Several methodological choices can use clarification. The use of a 21-TR window centered on transition offsets is unusually long relative to the temporal scale of fMRI dynamics and to the hypothesized rapidity of state transitions. On a related note, what is the temporal scale of state transition? Is it faster than 21 TRs?
The choice of movie-watching data is a strength. But, many of the analyses performed here, energy landscape estimation, clustering of states, could in principle be applied to resting-state data. The manuscript does not clearly articulate what is gained, mechanistically or cognitively, by using movie stimuli beyond the availability of inter-subject correlation.
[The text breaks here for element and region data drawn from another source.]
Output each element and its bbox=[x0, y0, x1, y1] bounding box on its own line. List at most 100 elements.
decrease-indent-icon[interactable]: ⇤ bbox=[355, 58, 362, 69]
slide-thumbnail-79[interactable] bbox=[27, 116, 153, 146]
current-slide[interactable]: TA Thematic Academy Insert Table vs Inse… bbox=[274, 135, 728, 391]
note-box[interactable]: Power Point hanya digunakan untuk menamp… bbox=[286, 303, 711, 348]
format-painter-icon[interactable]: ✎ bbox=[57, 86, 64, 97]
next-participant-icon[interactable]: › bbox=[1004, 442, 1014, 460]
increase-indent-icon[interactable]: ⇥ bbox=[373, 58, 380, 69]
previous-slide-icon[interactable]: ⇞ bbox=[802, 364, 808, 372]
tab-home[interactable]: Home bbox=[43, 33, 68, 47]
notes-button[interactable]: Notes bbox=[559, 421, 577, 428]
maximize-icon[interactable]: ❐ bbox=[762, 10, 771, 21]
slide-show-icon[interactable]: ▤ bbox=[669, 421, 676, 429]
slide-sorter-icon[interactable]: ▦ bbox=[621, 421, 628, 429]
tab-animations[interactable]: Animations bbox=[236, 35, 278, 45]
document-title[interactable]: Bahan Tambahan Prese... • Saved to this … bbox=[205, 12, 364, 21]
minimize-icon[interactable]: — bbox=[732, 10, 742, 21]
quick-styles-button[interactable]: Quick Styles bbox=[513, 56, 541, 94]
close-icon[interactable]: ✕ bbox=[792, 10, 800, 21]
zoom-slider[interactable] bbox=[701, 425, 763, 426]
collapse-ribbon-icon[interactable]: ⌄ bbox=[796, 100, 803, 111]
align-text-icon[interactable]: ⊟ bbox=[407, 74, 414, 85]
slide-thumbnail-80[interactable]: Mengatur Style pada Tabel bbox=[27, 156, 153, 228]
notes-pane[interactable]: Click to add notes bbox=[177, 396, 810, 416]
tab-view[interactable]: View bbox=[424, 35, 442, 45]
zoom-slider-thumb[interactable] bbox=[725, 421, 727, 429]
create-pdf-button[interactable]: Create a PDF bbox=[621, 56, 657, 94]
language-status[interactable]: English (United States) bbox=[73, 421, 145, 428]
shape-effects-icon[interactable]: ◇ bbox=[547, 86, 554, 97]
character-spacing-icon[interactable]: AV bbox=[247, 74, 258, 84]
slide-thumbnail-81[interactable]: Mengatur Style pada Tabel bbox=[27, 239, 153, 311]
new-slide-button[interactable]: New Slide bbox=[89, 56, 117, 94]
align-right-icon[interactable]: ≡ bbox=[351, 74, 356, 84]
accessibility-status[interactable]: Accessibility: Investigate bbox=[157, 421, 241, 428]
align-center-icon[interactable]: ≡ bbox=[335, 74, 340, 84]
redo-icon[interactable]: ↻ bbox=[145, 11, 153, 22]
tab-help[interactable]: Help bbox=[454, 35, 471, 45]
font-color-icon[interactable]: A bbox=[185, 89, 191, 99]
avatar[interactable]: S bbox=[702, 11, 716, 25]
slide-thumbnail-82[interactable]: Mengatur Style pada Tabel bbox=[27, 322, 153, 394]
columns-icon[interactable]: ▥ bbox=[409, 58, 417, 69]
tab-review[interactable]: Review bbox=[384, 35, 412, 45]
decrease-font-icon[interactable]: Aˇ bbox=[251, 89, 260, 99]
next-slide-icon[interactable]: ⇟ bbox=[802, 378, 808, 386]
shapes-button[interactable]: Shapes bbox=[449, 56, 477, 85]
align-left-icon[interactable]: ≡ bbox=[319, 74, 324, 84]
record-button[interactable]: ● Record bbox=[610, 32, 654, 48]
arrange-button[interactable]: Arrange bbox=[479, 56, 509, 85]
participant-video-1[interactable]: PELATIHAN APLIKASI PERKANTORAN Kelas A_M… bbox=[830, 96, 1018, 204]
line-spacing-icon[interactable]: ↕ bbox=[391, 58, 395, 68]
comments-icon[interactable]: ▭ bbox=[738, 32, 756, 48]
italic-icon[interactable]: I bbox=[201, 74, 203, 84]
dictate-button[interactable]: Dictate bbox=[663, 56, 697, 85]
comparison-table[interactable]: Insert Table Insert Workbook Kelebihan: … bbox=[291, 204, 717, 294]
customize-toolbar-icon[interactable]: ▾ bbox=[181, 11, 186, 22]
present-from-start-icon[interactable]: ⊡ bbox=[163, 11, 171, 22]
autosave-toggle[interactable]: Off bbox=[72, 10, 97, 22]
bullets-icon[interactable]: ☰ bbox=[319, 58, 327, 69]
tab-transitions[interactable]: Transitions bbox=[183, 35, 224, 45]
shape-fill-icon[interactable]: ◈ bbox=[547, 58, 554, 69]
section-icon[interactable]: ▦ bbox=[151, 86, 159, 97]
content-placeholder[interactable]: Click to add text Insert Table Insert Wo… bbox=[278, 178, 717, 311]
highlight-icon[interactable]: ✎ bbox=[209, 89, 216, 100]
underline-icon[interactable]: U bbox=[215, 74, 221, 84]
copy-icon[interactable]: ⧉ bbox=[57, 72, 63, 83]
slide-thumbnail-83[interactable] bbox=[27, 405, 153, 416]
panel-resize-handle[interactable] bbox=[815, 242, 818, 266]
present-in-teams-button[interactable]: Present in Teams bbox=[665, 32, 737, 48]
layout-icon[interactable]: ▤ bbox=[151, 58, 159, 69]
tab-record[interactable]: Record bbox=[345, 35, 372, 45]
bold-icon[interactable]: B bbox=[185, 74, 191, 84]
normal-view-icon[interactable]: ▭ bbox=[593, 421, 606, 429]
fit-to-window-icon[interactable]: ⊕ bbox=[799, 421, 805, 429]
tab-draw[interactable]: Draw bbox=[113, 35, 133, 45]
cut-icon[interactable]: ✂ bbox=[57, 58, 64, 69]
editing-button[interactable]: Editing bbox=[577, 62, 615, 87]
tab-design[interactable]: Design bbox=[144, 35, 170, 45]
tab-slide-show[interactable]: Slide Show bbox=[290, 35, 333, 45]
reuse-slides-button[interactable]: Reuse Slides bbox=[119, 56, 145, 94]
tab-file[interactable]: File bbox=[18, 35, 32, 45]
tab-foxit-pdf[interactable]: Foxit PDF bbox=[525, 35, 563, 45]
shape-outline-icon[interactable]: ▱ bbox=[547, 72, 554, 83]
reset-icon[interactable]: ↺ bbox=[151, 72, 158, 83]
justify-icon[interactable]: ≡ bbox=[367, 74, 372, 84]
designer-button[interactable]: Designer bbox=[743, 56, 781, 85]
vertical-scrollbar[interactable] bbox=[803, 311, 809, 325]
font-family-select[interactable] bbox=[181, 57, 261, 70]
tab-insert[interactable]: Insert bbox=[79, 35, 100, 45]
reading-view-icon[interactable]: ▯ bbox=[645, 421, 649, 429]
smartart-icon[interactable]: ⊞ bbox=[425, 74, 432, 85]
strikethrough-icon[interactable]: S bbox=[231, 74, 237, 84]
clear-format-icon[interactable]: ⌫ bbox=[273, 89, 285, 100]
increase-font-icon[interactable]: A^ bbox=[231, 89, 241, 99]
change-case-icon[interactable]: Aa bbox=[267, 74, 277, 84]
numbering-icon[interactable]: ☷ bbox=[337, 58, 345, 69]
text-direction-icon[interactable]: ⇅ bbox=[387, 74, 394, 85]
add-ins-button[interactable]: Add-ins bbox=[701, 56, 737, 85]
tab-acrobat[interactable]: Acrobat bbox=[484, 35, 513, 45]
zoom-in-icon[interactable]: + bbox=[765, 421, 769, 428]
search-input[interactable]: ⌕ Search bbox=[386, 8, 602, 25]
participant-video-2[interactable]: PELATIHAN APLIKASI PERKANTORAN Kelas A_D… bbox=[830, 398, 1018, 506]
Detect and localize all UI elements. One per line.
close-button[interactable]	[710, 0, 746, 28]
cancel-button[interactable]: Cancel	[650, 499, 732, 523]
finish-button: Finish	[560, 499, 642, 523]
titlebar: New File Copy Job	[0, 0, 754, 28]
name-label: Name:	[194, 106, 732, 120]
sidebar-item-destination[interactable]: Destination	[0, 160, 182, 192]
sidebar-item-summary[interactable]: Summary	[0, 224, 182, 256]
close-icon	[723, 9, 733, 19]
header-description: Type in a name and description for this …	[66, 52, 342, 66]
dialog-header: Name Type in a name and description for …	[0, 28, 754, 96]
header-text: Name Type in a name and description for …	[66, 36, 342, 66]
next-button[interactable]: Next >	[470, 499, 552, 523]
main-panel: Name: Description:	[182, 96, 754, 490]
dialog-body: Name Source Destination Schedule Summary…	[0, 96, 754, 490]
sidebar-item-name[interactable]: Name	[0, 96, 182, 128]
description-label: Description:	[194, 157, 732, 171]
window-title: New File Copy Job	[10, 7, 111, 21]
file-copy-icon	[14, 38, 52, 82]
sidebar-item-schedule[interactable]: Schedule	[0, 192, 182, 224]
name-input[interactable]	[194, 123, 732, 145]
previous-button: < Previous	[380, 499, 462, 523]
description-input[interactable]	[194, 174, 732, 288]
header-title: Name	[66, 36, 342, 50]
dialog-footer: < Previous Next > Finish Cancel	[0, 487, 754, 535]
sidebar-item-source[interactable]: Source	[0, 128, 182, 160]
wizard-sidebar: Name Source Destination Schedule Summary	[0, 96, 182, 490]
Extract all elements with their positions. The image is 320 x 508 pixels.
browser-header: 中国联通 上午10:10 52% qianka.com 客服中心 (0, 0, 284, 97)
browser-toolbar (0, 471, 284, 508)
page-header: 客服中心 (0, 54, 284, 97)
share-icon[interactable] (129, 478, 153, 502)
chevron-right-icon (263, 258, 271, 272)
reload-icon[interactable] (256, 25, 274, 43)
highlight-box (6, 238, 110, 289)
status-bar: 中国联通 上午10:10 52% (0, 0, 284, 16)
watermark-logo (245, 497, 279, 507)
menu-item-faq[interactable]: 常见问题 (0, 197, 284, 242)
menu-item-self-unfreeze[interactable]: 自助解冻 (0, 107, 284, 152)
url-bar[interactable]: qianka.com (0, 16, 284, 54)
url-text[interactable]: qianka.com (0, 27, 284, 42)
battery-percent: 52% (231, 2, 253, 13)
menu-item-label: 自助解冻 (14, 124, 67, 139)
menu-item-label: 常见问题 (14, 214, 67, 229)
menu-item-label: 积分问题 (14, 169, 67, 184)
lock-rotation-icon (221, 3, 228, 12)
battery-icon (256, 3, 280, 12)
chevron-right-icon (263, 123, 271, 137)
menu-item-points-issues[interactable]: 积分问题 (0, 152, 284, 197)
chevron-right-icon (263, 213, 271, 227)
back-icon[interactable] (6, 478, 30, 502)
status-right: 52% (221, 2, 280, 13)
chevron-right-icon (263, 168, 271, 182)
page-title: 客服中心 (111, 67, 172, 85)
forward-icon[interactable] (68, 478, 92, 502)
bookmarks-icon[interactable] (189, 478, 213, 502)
Because of the above issues, a broader concern throughout the results is the largely descriptive nature of the findings. For example, the LASSO analysis shows that certain state transitions predict ISC in a subset of regions, with respectable R² values. While statistically robust, the manuscript provides little beyond why these particular transitions should matter, what computations they might reflect, or how they relate to known cognitive operations during movie watching. Similar issues arise in the clustering analyses. Clustering high-dimensional fMRI-derived features will almost inevitably produce structure, whether during rest, task, or naturalistic viewing. What is missing is an explanation of why these specific clusters are meaningful in functional or mechanistic terms.
Finally, the treatment of the thalamus, while very exciting, could use a bit more anatomical and circuit-level specificity. The manuscript largely treats the thalamus as a unitary structure, despite decades of work demonstrating big functional and connectivity differences across thalamic nuclei. A whole-thalamus analysis without more detailed resolution is increasingly difficult to justify. The subsequent subdivision into PVALB- and CALB-associated regions partially addresses this, but these markers span multiple nuclei with overlapping projection patterns.